This year commemorated the 100th anniversary of the legendary sinking of the Titanic and there was no shortage of movies, documentaries and specials to fulfill our unending curiosity about the mysterious ship.
One of the most anticipated broadcast events of the year was “Titanic,” an ABC four-part miniseries written by Julian Fellowes, an Oscar, Golden Globe and Emmy winner.
His work on the highly addictive series “Downton Abbey” and movies such as “Gosford Park” reeled in a large audience for “Titanic,” but unfortunately couldn't hold on to them throughout the miniseries airing.
“Titanic” adheres to the focus of much of Fellowes' past work, the “Upstairs/Downstairs” theme, which shows perspectives from the aristocrats and servants of early 20th century England.
What makes dramatic version of the story of “Titanic” different is that another social class is brought into the fold, second class or middle class.
“Titanic” has a huge ensemble cast to tell each class' respective stories, including Linus Roache (“Law and Order”).
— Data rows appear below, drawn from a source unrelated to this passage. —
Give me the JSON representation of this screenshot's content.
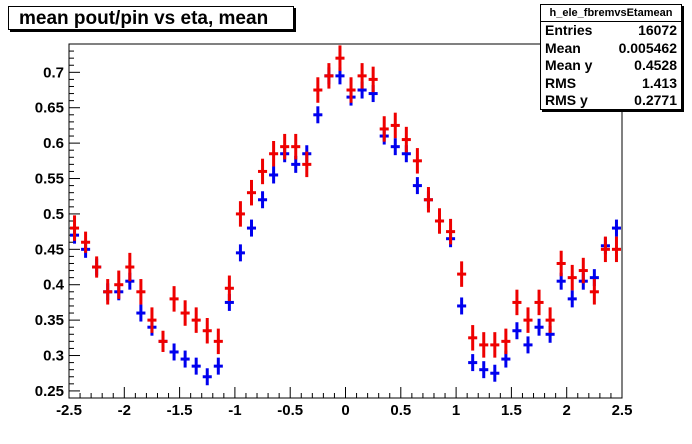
{
  "title": "mean pout/pin vs eta, mean",
  "stats": {
    "name": "h_ele_fbremvsEtamean",
    "rows": [
      {
        "label": "Entries",
        "value": "16072"
      },
      {
        "label": "Mean",
        "value": "0.005462"
      },
      {
        "label": "Mean y",
        "value": "0.4528"
      },
      {
        "label": "RMS",
        "value": "1.413"
      },
      {
        "label": "RMS y",
        "value": "0.2771"
      }
    ]
  },
  "chart_data": {
    "type": "scatter",
    "title": "mean pout/pin vs eta, mean",
    "xlabel": "",
    "ylabel": "",
    "xlim": [
      -2.5,
      2.5
    ],
    "ylim": [
      0.24,
      0.74
    ],
    "xticks": [
      "-2.5",
      "-2",
      "-1.5",
      "-1",
      "-0.5",
      "0",
      "0.5",
      "1",
      "1.5",
      "2",
      "2.5"
    ],
    "yticks": [
      "0.25",
      "0.3",
      "0.35",
      "0.4",
      "0.45",
      "0.5",
      "0.55",
      "0.6",
      "0.65",
      "0.7"
    ],
    "bin_width": 0.1,
    "series": [
      {
        "color": "#0000ee",
        "x": [
          -2.45,
          -2.35,
          -2.25,
          -2.15,
          -2.05,
          -1.95,
          -1.85,
          -1.75,
          -1.65,
          -1.55,
          -1.45,
          -1.35,
          -1.25,
          -1.15,
          -1.05,
          -0.95,
          -0.85,
          -0.75,
          -0.65,
          -0.55,
          -0.45,
          -0.35,
          -0.25,
          -0.15,
          -0.05,
          0.05,
          0.15,
          0.25,
          0.35,
          0.45,
          0.55,
          0.65,
          0.75,
          0.85,
          0.95,
          1.05,
          1.15,
          1.25,
          1.35,
          1.45,
          1.55,
          1.65,
          1.75,
          1.85,
          1.95,
          2.05,
          2.15,
          2.25,
          2.35,
          2.45
        ],
        "y": [
          0.47,
          0.45,
          0.425,
          0.39,
          0.39,
          0.405,
          0.36,
          0.34,
          0.32,
          0.305,
          0.295,
          0.285,
          0.27,
          0.285,
          0.375,
          0.445,
          0.48,
          0.52,
          0.555,
          0.585,
          0.57,
          0.585,
          0.64,
          0.695,
          0.695,
          0.665,
          0.675,
          0.67,
          0.61,
          0.595,
          0.585,
          0.54,
          0.52,
          0.49,
          0.465,
          0.37,
          0.29,
          0.28,
          0.275,
          0.295,
          0.335,
          0.315,
          0.34,
          0.33,
          0.405,
          0.38,
          0.405,
          0.41,
          0.455,
          0.48
        ],
        "yerr": [
          0.012,
          0.012,
          0.012,
          0.012,
          0.012,
          0.012,
          0.012,
          0.012,
          0.012,
          0.012,
          0.012,
          0.012,
          0.012,
          0.012,
          0.012,
          0.012,
          0.012,
          0.012,
          0.012,
          0.012,
          0.012,
          0.012,
          0.012,
          0.012,
          0.012,
          0.012,
          0.012,
          0.012,
          0.012,
          0.012,
          0.012,
          0.012,
          0.012,
          0.012,
          0.012,
          0.012,
          0.012,
          0.012,
          0.012,
          0.012,
          0.012,
          0.012,
          0.012,
          0.012,
          0.012,
          0.012,
          0.012,
          0.012,
          0.012,
          0.012
        ]
      },
      {
        "color": "#ee0000",
        "x": [
          -2.45,
          -2.35,
          -2.25,
          -2.15,
          -2.05,
          -1.95,
          -1.85,
          -1.75,
          -1.65,
          -1.55,
          -1.45,
          -1.35,
          -1.25,
          -1.15,
          -1.05,
          -0.95,
          -0.85,
          -0.75,
          -0.65,
          -0.55,
          -0.45,
          -0.35,
          -0.25,
          -0.15,
          -0.05,
          0.05,
          0.15,
          0.25,
          0.35,
          0.45,
          0.55,
          0.65,
          0.75,
          0.85,
          0.95,
          1.05,
          1.15,
          1.25,
          1.35,
          1.45,
          1.55,
          1.65,
          1.75,
          1.85,
          1.95,
          2.05,
          2.15,
          2.25,
          2.35,
          2.45
        ],
        "y": [
          0.48,
          0.46,
          0.425,
          0.39,
          0.4,
          0.425,
          0.39,
          0.35,
          0.32,
          0.38,
          0.36,
          0.35,
          0.335,
          0.32,
          0.395,
          0.5,
          0.53,
          0.56,
          0.585,
          0.595,
          0.595,
          0.57,
          0.675,
          0.695,
          0.72,
          0.675,
          0.695,
          0.69,
          0.62,
          0.625,
          0.605,
          0.575,
          0.52,
          0.49,
          0.475,
          0.415,
          0.325,
          0.315,
          0.315,
          0.32,
          0.375,
          0.35,
          0.375,
          0.35,
          0.43,
          0.41,
          0.42,
          0.39,
          0.45,
          0.45
        ],
        "yerr": [
          0.018,
          0.015,
          0.015,
          0.018,
          0.02,
          0.02,
          0.018,
          0.018,
          0.015,
          0.018,
          0.018,
          0.018,
          0.018,
          0.018,
          0.018,
          0.018,
          0.018,
          0.018,
          0.018,
          0.018,
          0.018,
          0.018,
          0.018,
          0.018,
          0.018,
          0.018,
          0.018,
          0.018,
          0.018,
          0.018,
          0.018,
          0.018,
          0.018,
          0.018,
          0.018,
          0.018,
          0.018,
          0.018,
          0.018,
          0.018,
          0.018,
          0.018,
          0.018,
          0.018,
          0.018,
          0.018,
          0.018,
          0.018,
          0.018,
          0.018
        ]
      }
    ]
  }
}
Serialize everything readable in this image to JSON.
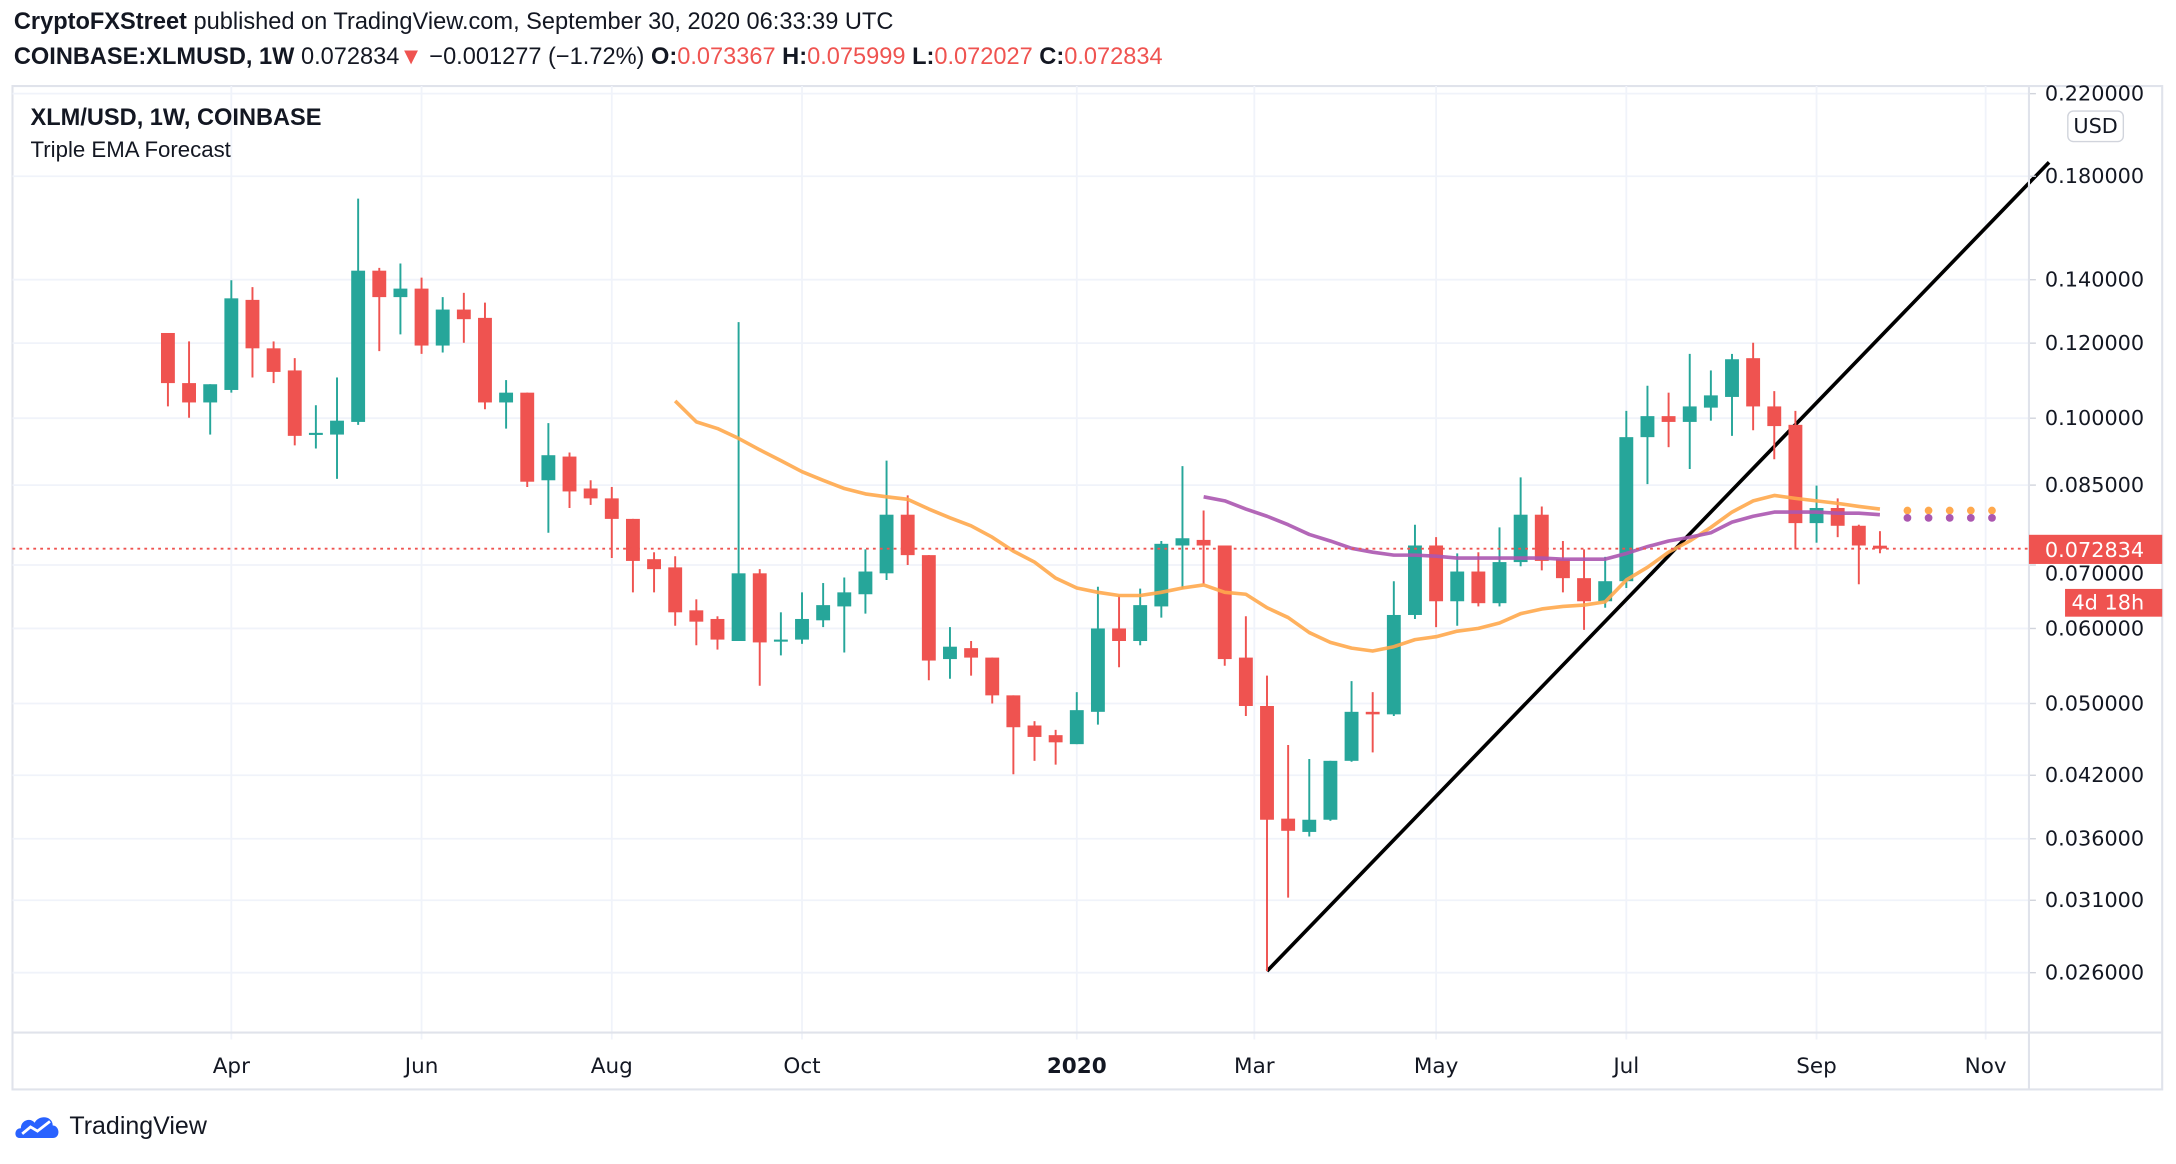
{
  "header": {
    "publisher": "CryptoFXStreet",
    "published_text": "published on TradingView.com, September 30, 2020 06:33:39 UTC",
    "symbol": "COINBASE:XLMUSD, 1W",
    "last": "0.072834",
    "change_arrow": "▼",
    "change": "−0.001277 (−1.72%)",
    "o_label": "O:",
    "o": "0.073367",
    "h_label": "H:",
    "h": "0.075999",
    "l_label": "L:",
    "l": "0.072027",
    "c_label": "C:",
    "c": "0.072834"
  },
  "legend": {
    "title": "XLM/USD, 1W, COINBASE",
    "indicator": "Triple EMA Forecast"
  },
  "price_axis": {
    "currency": "USD",
    "last_price_label": "0.072834",
    "countdown": "4d 18h"
  },
  "footer": {
    "brand": "TradingView"
  },
  "colors": {
    "up": "#26a69a",
    "down": "#ef5350",
    "ema_fast": "#ffa94d",
    "ema_slow": "#ab57b0",
    "trendline": "#000000",
    "grid": "#f0f3fa"
  },
  "chart_data": {
    "type": "candlestick",
    "title": "XLM/USD, 1W, COINBASE",
    "scale": "log",
    "ylim": [
      0.0235,
      0.225
    ],
    "first_week": "2019-03-11",
    "interval": "1W",
    "y_ticks": [
      {
        "value": 0.22,
        "label": "0.220000"
      },
      {
        "value": 0.18,
        "label": "0.180000"
      },
      {
        "value": 0.14,
        "label": "0.140000"
      },
      {
        "value": 0.12,
        "label": "0.120000"
      },
      {
        "value": 0.1,
        "label": "0.100000"
      },
      {
        "value": 0.085,
        "label": "0.085000"
      },
      {
        "value": 0.07,
        "label": "0.070000"
      },
      {
        "value": 0.06,
        "label": "0.060000"
      },
      {
        "value": 0.05,
        "label": "0.050000"
      },
      {
        "value": 0.042,
        "label": "0.042000"
      },
      {
        "value": 0.036,
        "label": "0.036000"
      },
      {
        "value": 0.031,
        "label": "0.031000"
      },
      {
        "value": 0.026,
        "label": "0.026000"
      }
    ],
    "x_ticks": [
      {
        "week_index": 3,
        "label": "Apr"
      },
      {
        "week_index": 12,
        "label": "Jun"
      },
      {
        "week_index": 21,
        "label": "Aug"
      },
      {
        "week_index": 30,
        "label": "Oct"
      },
      {
        "week_index": 43,
        "label": "2020",
        "bold": true
      },
      {
        "week_index": 51.4,
        "label": "Mar"
      },
      {
        "week_index": 60,
        "label": "May"
      },
      {
        "week_index": 69,
        "label": "Jul"
      },
      {
        "week_index": 78,
        "label": "Sep"
      },
      {
        "week_index": 86,
        "label": "Nov"
      }
    ],
    "candles_ohlc": [
      [
        0.123,
        0.123,
        0.1029,
        0.1089
      ],
      [
        0.1089,
        0.1205,
        0.1001,
        0.1039
      ],
      [
        0.1039,
        0.1086,
        0.0961,
        0.1086
      ],
      [
        0.1071,
        0.1398,
        0.1064,
        0.1338
      ],
      [
        0.1333,
        0.1375,
        0.1104,
        0.1185
      ],
      [
        0.1185,
        0.1205,
        0.1089,
        0.1119
      ],
      [
        0.1123,
        0.1157,
        0.0936,
        0.0958
      ],
      [
        0.0961,
        0.1032,
        0.0929,
        0.0965
      ],
      [
        0.0961,
        0.1104,
        0.0863,
        0.0994
      ],
      [
        0.0991,
        0.1705,
        0.0984,
        0.1431
      ],
      [
        0.1431,
        0.1441,
        0.1177,
        0.1342
      ],
      [
        0.1342,
        0.1456,
        0.1226,
        0.137
      ],
      [
        0.137,
        0.1407,
        0.1169,
        0.1193
      ],
      [
        0.1193,
        0.1342,
        0.1173,
        0.1302
      ],
      [
        0.1302,
        0.1356,
        0.1201,
        0.1272
      ],
      [
        0.1276,
        0.1324,
        0.1022,
        0.1039
      ],
      [
        0.1039,
        0.1097,
        0.0975,
        0.1064
      ],
      [
        0.1064,
        0.1064,
        0.0846,
        0.0857
      ],
      [
        0.086,
        0.0988,
        0.0757,
        0.0914
      ],
      [
        0.0911,
        0.092,
        0.0804,
        0.0837
      ],
      [
        0.0843,
        0.086,
        0.081,
        0.0823
      ],
      [
        0.0823,
        0.0846,
        0.0712,
        0.0783
      ],
      [
        0.0783,
        0.0783,
        0.0655,
        0.0707
      ],
      [
        0.071,
        0.0722,
        0.0655,
        0.0693
      ],
      [
        0.0696,
        0.0715,
        0.0604,
        0.0624
      ],
      [
        0.0627,
        0.0644,
        0.0576,
        0.061
      ],
      [
        0.0614,
        0.0618,
        0.057,
        0.0584
      ],
      [
        0.0582,
        0.1263,
        0.0582,
        0.0686
      ],
      [
        0.0686,
        0.0693,
        0.0522,
        0.058
      ],
      [
        0.0582,
        0.0624,
        0.0562,
        0.0584
      ],
      [
        0.0584,
        0.0655,
        0.0578,
        0.0614
      ],
      [
        0.0612,
        0.067,
        0.0602,
        0.0635
      ],
      [
        0.0633,
        0.0679,
        0.0566,
        0.0655
      ],
      [
        0.0652,
        0.0727,
        0.0622,
        0.0689
      ],
      [
        0.0686,
        0.0902,
        0.0675,
        0.0791
      ],
      [
        0.0791,
        0.0829,
        0.07,
        0.0717
      ],
      [
        0.0717,
        0.0717,
        0.0529,
        0.0555
      ],
      [
        0.0557,
        0.0602,
        0.0531,
        0.0574
      ],
      [
        0.0572,
        0.0582,
        0.0535,
        0.0559
      ],
      [
        0.0559,
        0.0559,
        0.05,
        0.051
      ],
      [
        0.051,
        0.051,
        0.0421,
        0.0472
      ],
      [
        0.0474,
        0.0479,
        0.0435,
        0.0461
      ],
      [
        0.0463,
        0.0469,
        0.0431,
        0.0455
      ],
      [
        0.0453,
        0.0514,
        0.0453,
        0.0492
      ],
      [
        0.049,
        0.0664,
        0.0475,
        0.06
      ],
      [
        0.06,
        0.065,
        0.0546,
        0.0582
      ],
      [
        0.0582,
        0.0661,
        0.0576,
        0.0635
      ],
      [
        0.0633,
        0.0742,
        0.0616,
        0.0737
      ],
      [
        0.0734,
        0.089,
        0.0661,
        0.0747
      ],
      [
        0.0744,
        0.0799,
        0.0668,
        0.0734
      ],
      [
        0.0734,
        0.0734,
        0.0548,
        0.0557
      ],
      [
        0.0559,
        0.0618,
        0.0485,
        0.0497
      ],
      [
        0.0497,
        0.0535,
        0.0261,
        0.0377
      ],
      [
        0.0378,
        0.0452,
        0.0312,
        0.0367
      ],
      [
        0.0366,
        0.0437,
        0.0362,
        0.0377
      ],
      [
        0.0377,
        0.0435,
        0.0376,
        0.0435
      ],
      [
        0.0435,
        0.0528,
        0.0434,
        0.049
      ],
      [
        0.049,
        0.0514,
        0.0444,
        0.0487
      ],
      [
        0.0487,
        0.0673,
        0.0485,
        0.062
      ],
      [
        0.062,
        0.0772,
        0.0614,
        0.0734
      ],
      [
        0.0734,
        0.0749,
        0.0602,
        0.0641
      ],
      [
        0.0641,
        0.072,
        0.0604,
        0.0689
      ],
      [
        0.0689,
        0.0722,
        0.0633,
        0.0638
      ],
      [
        0.0638,
        0.0767,
        0.0633,
        0.0705
      ],
      [
        0.0705,
        0.0866,
        0.0698,
        0.0791
      ],
      [
        0.0791,
        0.0807,
        0.0691,
        0.0707
      ],
      [
        0.071,
        0.0742,
        0.0655,
        0.0678
      ],
      [
        0.0678,
        0.0727,
        0.0598,
        0.0641
      ],
      [
        0.0641,
        0.0714,
        0.0631,
        0.0673
      ],
      [
        0.0673,
        0.1018,
        0.0662,
        0.0955
      ],
      [
        0.0955,
        0.1082,
        0.0852,
        0.1005
      ],
      [
        0.1005,
        0.1064,
        0.0932,
        0.0991
      ],
      [
        0.0991,
        0.1169,
        0.0884,
        0.1029
      ],
      [
        0.1026,
        0.1123,
        0.0994,
        0.1057
      ],
      [
        0.1053,
        0.1169,
        0.0958,
        0.1154
      ],
      [
        0.1157,
        0.1201,
        0.0971,
        0.1029
      ],
      [
        0.1029,
        0.1068,
        0.0905,
        0.0981
      ],
      [
        0.0984,
        0.1018,
        0.0727,
        0.0775
      ],
      [
        0.0775,
        0.0849,
        0.0739,
        0.0804
      ],
      [
        0.0804,
        0.0823,
        0.0749,
        0.077
      ],
      [
        0.077,
        0.0772,
        0.0668,
        0.0734
      ],
      [
        0.073367,
        0.075999,
        0.072027,
        0.072834
      ]
    ],
    "ema_fast": {
      "start_index": 24,
      "values": [
        0.1043,
        0.0991,
        0.0975,
        0.0952,
        0.0926,
        0.0902,
        0.0878,
        0.086,
        0.0843,
        0.0832,
        0.0826,
        0.0821,
        0.0802,
        0.0785,
        0.077,
        0.0749,
        0.0724,
        0.0705,
        0.0678,
        0.0662,
        0.0655,
        0.065,
        0.065,
        0.0655,
        0.0662,
        0.0667,
        0.0655,
        0.0652,
        0.0631,
        0.0616,
        0.0594,
        0.058,
        0.0572,
        0.0568,
        0.0574,
        0.0584,
        0.0588,
        0.0596,
        0.06,
        0.0608,
        0.0622,
        0.0629,
        0.0633,
        0.0635,
        0.064,
        0.0675,
        0.0696,
        0.0722,
        0.0742,
        0.0767,
        0.0796,
        0.0818,
        0.0829,
        0.0823,
        0.0818,
        0.0813,
        0.0807,
        0.0802
      ]
    },
    "ema_slow": {
      "start_index": 49,
      "values": [
        0.0826,
        0.0818,
        0.0802,
        0.0788,
        0.0772,
        0.0754,
        0.0742,
        0.0729,
        0.0722,
        0.0717,
        0.0717,
        0.0715,
        0.0712,
        0.0712,
        0.0712,
        0.0712,
        0.0712,
        0.071,
        0.071,
        0.071,
        0.072,
        0.0732,
        0.0742,
        0.0749,
        0.0757,
        0.0777,
        0.0788,
        0.0796,
        0.0796,
        0.0796,
        0.0794,
        0.0794,
        0.0791
      ]
    },
    "forecast": {
      "start_index": 82,
      "count": 5,
      "ema_fast": 0.0799,
      "ema_slow": 0.0785
    },
    "trendline": [
      [
        52,
        0.0261
      ],
      [
        89,
        0.1862
      ]
    ],
    "last_price": 0.072834
  }
}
What Fellowes did well was give the audience a new perspective of what was happening in Europe at that time.
The uneasy relationships between classes and different ethnic groups are clearly expressed and, in turn, explain why so many people were so eager to get on a ship, which was the only way to get to America at the time.
The broadcast ratings fell throughout the miniseries airing, largely due to the somewhat confusing nature of the storytelling, jumping from past to present repeatedly.
Also, with so many storylines to watch, we never really see an epic love story we want to root for, as in other theatrical tellings of the sinking.
Available on DVD, BluRay disc and BluRay/DVD combo pack, the two full hours of bonus features include six making-of featurettes and “Titanic — Behind the Production.”
Also included is an informative documentary, “The Curse of the Titanic Sisters,” which chronicles the company that built the Titanic and details the doomed history and flawed design of her and her sister ships, the Olympic and the Brittanic.